MicroStevie
MicroStevie is the implementation of a OISC (= One instruction set computer) CPU using the Basys-3 FPGA and verilog.
How many instructions does a computer need to be turing complete? CISC Architectures like Intel x86 have thousand of different instructions, but what is the bare minimun needed for computation? As is turns out there is only one instruction needed for universal computation. This kind of architectures are called OISC and there are alot of different ways to design this one instruction. In this example I choosed the SUBLEQ instruction.
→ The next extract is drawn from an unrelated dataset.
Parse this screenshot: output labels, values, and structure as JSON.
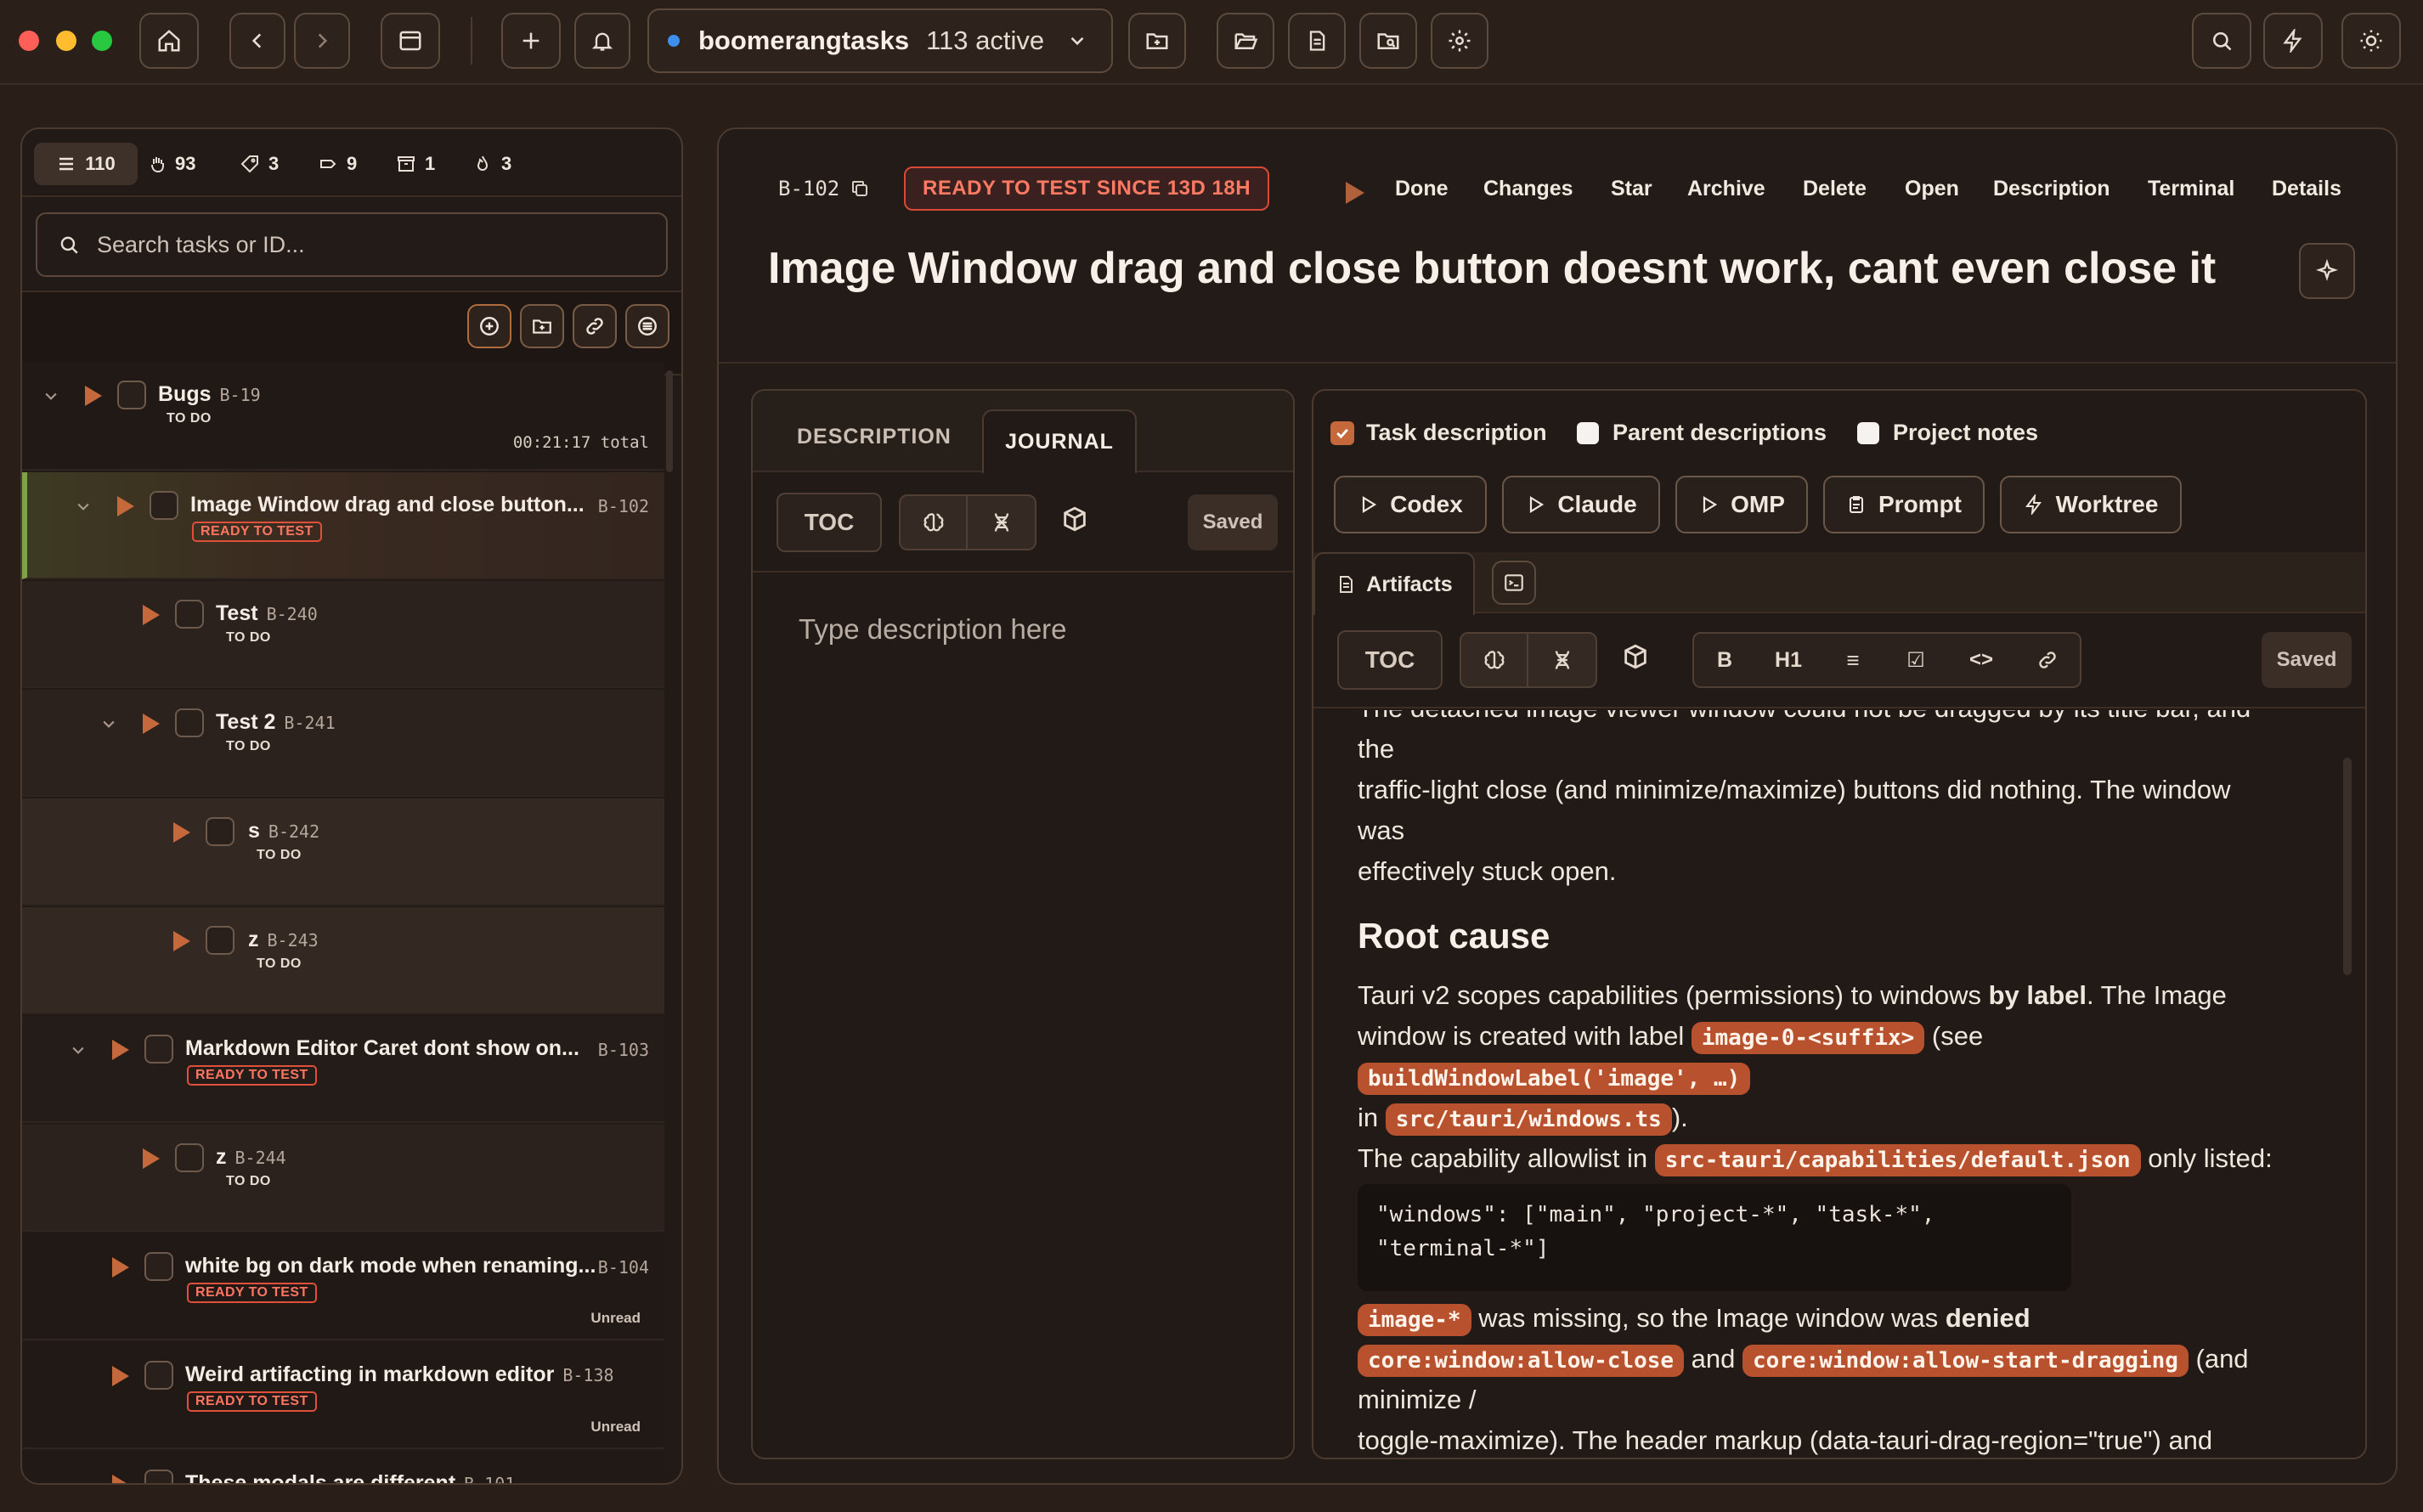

SUBLEQ => subtract and branch if equal or less
SUBLEQ(A, B, C)
RAM[B] = RAM[B] - RAM[A]
if(RAM[B] <= 0)
goto C
To be fair this instruction is actually combining three instructions, subtract, store in memory and conditional jump. All other OISC instruction are built in a similar way.
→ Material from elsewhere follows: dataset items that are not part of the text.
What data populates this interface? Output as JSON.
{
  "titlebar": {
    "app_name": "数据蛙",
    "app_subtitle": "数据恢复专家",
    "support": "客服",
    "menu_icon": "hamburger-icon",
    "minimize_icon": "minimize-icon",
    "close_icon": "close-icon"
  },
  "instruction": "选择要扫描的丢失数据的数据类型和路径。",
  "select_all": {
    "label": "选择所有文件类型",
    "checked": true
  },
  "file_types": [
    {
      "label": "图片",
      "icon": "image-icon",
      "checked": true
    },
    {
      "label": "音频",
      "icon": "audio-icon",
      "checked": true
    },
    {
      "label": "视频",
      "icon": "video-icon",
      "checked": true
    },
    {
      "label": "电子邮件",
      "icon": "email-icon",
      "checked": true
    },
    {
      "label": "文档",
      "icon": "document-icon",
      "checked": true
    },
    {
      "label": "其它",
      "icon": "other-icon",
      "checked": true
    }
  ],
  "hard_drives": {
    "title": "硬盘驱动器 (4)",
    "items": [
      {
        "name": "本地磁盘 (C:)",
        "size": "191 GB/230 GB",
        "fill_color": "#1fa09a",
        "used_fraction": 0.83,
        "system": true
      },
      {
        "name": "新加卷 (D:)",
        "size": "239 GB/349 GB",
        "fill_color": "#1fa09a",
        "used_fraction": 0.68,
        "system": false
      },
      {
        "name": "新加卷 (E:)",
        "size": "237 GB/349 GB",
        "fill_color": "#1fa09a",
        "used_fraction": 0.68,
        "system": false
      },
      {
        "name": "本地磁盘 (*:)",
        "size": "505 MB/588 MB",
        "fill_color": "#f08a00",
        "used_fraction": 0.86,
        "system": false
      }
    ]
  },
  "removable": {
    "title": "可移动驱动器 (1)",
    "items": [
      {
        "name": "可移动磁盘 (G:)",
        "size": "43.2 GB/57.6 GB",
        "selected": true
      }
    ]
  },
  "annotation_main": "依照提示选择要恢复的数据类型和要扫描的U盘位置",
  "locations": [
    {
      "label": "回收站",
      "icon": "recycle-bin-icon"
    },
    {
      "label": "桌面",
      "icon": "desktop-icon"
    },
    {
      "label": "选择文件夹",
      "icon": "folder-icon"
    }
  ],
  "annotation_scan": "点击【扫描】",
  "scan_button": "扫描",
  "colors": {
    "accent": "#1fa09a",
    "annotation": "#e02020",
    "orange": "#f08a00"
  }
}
With a OISC we save a lot of hardware, since we dont need any decode mechanism, there is only one instruction anyways, so the processor always knows what to execute. The only thing that changes are the parameters.
The OISC architecture is a good (or maybe quite extreme) example of the relationship and interchangeability between hardware and software. Every algorithm can be implemented in hardware directly, or in software using simpler hardware mechanisms (equality of hardware and software). With the OISC architecture we choose to minimize and simplify the hardware to the extreme. There is nothing we can remove from the hardware without making it loose core functionality (turing completness). But this simplicity of the hardware comes with a price, now the sofware is much more complicated. Writing a simple “add” or “multiply” programm requires a lot of thought from the programmer, and many lines of code using just the SUBLEQ instruction. So what we actually did is just to shift the complexity from hardware to software. The art in computer architecture (or in life) is to find a good balance between these two (harware/software, body/mind?).
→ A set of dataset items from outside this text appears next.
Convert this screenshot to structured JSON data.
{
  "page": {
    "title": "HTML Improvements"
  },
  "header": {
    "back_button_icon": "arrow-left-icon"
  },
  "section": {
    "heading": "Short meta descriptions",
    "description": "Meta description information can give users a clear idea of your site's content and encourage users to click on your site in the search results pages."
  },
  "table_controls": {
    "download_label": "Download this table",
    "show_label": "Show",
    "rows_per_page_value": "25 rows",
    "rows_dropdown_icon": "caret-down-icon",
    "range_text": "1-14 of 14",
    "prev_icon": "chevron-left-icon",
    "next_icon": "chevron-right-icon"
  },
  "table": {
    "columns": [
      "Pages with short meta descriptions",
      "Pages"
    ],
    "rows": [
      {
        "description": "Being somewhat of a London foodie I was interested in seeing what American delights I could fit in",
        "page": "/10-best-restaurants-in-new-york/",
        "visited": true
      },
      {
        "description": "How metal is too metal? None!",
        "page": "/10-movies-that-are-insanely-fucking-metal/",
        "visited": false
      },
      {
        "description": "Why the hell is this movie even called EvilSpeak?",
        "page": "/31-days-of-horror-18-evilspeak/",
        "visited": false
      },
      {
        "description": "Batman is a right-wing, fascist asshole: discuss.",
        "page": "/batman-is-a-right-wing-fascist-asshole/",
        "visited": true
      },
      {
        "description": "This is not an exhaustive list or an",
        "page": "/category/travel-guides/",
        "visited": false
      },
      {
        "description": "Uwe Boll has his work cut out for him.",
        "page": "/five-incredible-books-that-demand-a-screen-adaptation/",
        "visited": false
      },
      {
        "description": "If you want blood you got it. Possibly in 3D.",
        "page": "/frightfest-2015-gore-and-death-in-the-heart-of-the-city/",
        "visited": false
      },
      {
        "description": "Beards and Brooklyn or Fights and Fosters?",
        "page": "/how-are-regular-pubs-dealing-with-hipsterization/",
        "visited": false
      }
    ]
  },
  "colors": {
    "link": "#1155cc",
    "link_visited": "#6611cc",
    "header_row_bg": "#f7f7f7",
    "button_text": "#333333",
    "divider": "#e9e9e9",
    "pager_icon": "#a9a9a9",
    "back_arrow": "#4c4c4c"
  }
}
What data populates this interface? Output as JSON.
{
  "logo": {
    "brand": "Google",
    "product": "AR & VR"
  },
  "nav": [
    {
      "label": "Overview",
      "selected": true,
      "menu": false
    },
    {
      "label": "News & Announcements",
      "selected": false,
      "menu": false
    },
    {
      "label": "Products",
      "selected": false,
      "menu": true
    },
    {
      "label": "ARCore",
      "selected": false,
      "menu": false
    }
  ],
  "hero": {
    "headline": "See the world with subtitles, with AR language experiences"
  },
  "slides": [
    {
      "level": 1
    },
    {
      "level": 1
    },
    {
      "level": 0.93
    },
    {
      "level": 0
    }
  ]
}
code: https://github.com/StevenSchuerstedt/MicroStevie

MicroStevie
lets introduce some terminology
address space (total number of addressable entrys of RAM): 2^8, 256
addressability (how many bits in each location): 24
word size (size of one operand the alu can operate on): 24
instructions: 1

Programming FPGA using Verilog
The actual implementation of the CPU uses Verilog and a FPGA. Verilog is a hardware description language (HDL). Unlike programming languages, there is no sequential execution of the code (in a way there is no execution at all..) but only a description what the hardware should look like.
Architecture
The basic architecture follows the von Neumann execution Model, this means data and instructions are in memory and the program is executed sequentially instruction by instruction. (SISD, single instruction / single data, in contrast to SIMD for gpus, parallel processor) The basic components are:
- The MicroStevie CPU, with a address line to controll the ram, and a bus line to output data
- some RAM, with the program and the corresponding data
- a clock, to synchronize everything
The basic computing procedure is very simple, the MicroStevie CPU fetches (loads) the correct instruction from RAM (according to program counter), this instruction is placed in the insruction register and then gets executed. The results are written back into the RAM and the next instruction is fetched.
Control Logic
The control logic is the heart of the cpu. It controls the flow of the modules, so they all can work together.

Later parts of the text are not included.